The use of proton therapy has been a topic of debate for years. In the article that accompanies this editorial, Liao and colleagues1 report the first randomized study to assess the value of proton therapy compared with photon intensity-modulated radiotherapy (IMRT) in non–small-cell lung cancer (NSCLC). Completion of this study is not trivial because the evaluation of the benefit of a new technology rarely has been done during the century-long history of radiation oncology practice.

Personally, as a radiation oncologist, I would not recommend proton therapy for NSCLC outside a clinical trial setting until a clinical benefit is demonstrated in a prospective randomized study.
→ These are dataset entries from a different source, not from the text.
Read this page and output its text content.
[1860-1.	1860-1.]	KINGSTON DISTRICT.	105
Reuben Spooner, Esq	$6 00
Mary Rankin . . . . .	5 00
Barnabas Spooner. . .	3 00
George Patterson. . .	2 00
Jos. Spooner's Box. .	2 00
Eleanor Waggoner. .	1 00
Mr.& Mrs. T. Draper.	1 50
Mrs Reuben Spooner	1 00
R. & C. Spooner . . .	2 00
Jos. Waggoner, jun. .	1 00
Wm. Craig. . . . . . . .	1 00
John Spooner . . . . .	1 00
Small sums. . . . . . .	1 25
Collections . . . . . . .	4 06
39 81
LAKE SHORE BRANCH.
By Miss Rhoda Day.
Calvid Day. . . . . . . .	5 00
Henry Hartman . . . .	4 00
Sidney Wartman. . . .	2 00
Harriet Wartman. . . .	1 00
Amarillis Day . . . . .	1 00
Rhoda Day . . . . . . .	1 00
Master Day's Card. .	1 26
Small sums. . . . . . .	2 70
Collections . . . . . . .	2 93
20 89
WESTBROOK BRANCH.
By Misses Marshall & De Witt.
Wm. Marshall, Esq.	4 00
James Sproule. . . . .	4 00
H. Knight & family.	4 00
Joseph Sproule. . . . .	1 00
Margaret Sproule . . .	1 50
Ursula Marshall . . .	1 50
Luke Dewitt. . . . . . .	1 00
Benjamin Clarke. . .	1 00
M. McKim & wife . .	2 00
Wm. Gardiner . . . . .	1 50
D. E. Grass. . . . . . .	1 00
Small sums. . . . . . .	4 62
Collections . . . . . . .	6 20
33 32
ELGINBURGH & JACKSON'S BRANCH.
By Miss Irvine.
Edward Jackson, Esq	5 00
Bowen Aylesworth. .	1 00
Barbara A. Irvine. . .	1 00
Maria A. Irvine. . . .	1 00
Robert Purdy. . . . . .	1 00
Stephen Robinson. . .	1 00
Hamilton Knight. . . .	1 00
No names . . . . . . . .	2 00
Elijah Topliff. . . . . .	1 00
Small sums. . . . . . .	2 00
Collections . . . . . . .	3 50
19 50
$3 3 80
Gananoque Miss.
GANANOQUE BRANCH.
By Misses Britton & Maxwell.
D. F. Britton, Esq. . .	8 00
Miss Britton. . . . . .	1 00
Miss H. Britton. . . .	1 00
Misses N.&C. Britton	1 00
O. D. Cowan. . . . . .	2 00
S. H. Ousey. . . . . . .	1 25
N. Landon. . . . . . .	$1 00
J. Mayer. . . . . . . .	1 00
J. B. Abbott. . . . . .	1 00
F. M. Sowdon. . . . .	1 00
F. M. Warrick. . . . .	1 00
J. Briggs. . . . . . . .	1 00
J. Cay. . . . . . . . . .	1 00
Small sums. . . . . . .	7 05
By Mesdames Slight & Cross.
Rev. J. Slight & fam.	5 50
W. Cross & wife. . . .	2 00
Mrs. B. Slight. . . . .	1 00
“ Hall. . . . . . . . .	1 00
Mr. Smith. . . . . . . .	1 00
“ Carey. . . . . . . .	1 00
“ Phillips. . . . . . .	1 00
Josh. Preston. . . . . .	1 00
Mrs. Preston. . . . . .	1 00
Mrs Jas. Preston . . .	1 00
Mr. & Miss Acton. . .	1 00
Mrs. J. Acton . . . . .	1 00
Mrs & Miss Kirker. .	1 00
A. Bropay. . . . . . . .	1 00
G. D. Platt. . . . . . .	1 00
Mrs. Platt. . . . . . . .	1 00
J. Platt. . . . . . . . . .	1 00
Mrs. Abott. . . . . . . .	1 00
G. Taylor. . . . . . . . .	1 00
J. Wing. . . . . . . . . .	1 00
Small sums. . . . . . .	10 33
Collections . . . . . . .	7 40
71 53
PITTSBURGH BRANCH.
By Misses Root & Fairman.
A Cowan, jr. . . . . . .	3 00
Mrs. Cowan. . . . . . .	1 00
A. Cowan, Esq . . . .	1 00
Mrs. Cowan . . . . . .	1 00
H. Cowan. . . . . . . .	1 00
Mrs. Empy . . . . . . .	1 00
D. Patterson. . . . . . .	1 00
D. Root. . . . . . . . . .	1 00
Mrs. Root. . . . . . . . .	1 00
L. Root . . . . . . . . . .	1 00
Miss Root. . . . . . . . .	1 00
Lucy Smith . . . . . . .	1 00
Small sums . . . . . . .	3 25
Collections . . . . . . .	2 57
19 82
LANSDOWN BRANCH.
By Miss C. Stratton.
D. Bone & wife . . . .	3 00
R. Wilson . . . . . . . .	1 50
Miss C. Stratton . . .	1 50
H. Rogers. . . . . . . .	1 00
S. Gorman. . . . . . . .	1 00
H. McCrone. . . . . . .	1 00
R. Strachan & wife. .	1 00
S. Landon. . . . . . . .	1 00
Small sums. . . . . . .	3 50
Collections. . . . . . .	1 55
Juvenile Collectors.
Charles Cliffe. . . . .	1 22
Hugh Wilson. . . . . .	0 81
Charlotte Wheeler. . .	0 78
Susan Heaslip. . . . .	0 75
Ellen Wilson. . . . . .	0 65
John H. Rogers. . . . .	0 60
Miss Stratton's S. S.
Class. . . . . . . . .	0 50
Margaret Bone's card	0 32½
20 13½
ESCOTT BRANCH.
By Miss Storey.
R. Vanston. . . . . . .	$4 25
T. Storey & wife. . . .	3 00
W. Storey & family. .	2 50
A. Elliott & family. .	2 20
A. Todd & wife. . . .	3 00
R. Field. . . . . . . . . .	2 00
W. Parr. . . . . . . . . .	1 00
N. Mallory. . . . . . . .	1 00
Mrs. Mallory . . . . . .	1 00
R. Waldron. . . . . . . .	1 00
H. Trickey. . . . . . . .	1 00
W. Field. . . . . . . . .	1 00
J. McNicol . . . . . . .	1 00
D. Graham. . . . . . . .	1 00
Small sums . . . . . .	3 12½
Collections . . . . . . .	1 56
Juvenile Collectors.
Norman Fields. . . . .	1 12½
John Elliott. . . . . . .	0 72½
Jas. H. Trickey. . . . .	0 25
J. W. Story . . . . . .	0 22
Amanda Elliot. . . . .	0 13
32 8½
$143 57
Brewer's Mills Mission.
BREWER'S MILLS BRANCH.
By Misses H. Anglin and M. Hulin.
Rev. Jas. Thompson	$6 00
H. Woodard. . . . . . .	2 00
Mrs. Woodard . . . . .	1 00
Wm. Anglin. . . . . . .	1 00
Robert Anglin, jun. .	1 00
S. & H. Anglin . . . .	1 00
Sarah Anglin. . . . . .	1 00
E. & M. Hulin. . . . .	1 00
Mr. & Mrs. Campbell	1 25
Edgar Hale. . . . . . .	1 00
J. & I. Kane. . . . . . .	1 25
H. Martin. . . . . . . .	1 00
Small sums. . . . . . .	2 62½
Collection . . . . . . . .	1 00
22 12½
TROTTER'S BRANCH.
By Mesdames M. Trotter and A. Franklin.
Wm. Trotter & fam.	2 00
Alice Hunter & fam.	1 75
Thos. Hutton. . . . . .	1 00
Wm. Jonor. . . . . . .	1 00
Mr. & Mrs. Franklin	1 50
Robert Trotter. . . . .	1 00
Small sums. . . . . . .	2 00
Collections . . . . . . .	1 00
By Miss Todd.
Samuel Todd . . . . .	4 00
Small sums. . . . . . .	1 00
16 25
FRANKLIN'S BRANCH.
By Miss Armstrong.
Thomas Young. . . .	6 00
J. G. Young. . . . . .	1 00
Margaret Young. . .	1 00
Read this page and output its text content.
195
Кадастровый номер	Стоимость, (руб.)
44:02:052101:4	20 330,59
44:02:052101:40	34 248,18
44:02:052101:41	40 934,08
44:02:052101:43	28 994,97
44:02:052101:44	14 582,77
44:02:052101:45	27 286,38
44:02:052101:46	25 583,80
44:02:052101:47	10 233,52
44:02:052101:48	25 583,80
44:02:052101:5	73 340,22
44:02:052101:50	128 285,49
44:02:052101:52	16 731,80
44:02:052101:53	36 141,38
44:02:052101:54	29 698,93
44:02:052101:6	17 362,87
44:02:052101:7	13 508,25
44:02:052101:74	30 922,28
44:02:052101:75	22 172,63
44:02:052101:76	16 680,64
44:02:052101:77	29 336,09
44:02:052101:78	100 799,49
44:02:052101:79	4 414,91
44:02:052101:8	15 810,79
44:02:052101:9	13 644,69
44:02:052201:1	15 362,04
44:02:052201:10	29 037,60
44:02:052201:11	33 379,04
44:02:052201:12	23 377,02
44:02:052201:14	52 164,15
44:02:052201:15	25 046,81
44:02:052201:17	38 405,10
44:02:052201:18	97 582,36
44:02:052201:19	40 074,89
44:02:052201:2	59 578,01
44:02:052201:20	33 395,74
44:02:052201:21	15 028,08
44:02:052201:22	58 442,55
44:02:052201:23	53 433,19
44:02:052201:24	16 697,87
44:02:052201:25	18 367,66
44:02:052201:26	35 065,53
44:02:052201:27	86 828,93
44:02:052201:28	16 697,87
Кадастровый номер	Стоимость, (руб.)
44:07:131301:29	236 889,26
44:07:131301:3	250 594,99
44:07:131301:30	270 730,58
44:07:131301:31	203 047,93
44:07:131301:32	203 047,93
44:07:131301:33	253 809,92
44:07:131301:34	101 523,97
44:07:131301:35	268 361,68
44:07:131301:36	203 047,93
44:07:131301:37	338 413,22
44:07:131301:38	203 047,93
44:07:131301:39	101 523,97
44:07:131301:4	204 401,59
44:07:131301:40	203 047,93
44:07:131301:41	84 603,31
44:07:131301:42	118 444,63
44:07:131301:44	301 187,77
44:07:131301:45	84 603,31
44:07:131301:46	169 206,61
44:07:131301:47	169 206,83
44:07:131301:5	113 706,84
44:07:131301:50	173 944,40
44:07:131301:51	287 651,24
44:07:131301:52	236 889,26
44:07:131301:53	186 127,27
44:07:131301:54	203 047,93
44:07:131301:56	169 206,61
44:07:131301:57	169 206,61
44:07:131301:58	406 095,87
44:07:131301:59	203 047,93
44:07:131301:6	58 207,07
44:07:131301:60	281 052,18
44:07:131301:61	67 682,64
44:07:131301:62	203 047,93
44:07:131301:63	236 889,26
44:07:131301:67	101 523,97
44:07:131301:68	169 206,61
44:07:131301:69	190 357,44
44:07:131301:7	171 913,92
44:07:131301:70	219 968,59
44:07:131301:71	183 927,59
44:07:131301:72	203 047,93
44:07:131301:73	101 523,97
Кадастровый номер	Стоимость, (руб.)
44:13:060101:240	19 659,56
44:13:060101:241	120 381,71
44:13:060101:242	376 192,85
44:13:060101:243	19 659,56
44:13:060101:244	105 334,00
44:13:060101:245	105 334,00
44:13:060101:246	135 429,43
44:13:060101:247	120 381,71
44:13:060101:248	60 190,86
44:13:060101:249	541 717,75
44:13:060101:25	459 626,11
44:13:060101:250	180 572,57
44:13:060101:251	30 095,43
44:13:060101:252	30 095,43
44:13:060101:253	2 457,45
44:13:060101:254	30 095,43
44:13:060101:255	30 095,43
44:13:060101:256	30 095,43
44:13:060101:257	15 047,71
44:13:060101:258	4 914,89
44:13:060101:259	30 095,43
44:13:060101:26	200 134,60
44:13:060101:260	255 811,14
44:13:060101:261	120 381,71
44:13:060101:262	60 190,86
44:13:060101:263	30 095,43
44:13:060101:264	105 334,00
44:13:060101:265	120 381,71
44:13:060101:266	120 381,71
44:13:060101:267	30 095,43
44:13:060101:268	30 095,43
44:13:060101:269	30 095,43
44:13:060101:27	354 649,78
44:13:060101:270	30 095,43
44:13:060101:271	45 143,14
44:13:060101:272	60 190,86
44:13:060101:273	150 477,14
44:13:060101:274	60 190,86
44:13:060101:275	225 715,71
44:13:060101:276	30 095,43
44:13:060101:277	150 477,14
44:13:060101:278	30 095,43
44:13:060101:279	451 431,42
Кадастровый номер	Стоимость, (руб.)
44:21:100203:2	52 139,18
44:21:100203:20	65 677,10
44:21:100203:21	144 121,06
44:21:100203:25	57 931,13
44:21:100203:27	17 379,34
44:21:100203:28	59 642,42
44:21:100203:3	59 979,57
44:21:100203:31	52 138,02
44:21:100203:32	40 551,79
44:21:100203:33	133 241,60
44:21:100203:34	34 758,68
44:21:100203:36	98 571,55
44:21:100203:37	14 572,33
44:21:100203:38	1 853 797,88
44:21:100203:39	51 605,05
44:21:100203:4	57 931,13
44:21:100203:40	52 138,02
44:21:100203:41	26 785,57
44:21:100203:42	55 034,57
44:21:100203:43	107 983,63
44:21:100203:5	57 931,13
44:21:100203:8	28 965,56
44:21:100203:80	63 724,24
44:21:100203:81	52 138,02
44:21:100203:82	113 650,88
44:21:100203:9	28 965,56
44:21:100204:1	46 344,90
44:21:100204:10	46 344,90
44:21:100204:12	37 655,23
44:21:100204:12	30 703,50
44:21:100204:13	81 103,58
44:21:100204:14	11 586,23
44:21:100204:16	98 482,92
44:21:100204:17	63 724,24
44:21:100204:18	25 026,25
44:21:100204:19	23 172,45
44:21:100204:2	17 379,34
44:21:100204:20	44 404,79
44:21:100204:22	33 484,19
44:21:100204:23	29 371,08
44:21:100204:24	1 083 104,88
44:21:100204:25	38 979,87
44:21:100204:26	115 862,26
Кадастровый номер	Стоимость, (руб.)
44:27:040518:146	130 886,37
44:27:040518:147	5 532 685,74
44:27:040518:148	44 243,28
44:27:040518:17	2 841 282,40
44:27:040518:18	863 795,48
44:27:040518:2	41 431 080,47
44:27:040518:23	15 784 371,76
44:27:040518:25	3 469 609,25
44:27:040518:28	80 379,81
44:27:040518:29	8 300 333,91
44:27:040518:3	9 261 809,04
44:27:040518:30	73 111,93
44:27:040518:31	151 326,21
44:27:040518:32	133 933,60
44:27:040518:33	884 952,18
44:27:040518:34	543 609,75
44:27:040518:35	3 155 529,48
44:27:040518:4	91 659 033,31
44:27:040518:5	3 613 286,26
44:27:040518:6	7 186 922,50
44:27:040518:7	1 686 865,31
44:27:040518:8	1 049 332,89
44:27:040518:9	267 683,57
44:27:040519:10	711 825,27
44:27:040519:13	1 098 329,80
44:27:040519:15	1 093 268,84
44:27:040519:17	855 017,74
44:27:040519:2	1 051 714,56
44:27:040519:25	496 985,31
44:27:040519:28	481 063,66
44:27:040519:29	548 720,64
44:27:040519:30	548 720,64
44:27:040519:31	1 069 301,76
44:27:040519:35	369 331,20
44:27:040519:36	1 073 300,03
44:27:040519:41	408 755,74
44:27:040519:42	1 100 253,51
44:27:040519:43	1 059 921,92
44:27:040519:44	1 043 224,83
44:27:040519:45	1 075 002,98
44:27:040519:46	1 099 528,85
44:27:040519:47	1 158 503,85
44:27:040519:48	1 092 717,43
Is there a future for proton therapy? The results from Liao and colleagues1 suggest a dismal future in locally advanced NSCLC because the PSPT arm with significantly less lung volume receiving lower doses as well as significantly better dosimetry to the heart and esophagus did not lead to less lung toxicity or better survival (numerically higher rates of lung toxicity and shorter median survival instead). Although negative results from a phase II study in NSCLC cannot exclude the potential benefit of proton therapy in other clinical situations, such as for pediatric patients, and the cost of proton therapy will be significantly reduced by newer technological changes, this trial should at least cause some pause in hospitals that are building these facilities for competitive reasons and not for cost-effectiveness reasons. We should also learn from the experience of the Scripps Proton Therapy Center in San Diego, California, a center that cost $165 million that started operations in 2011 and then filed for bankruptcy on March 1, 2017.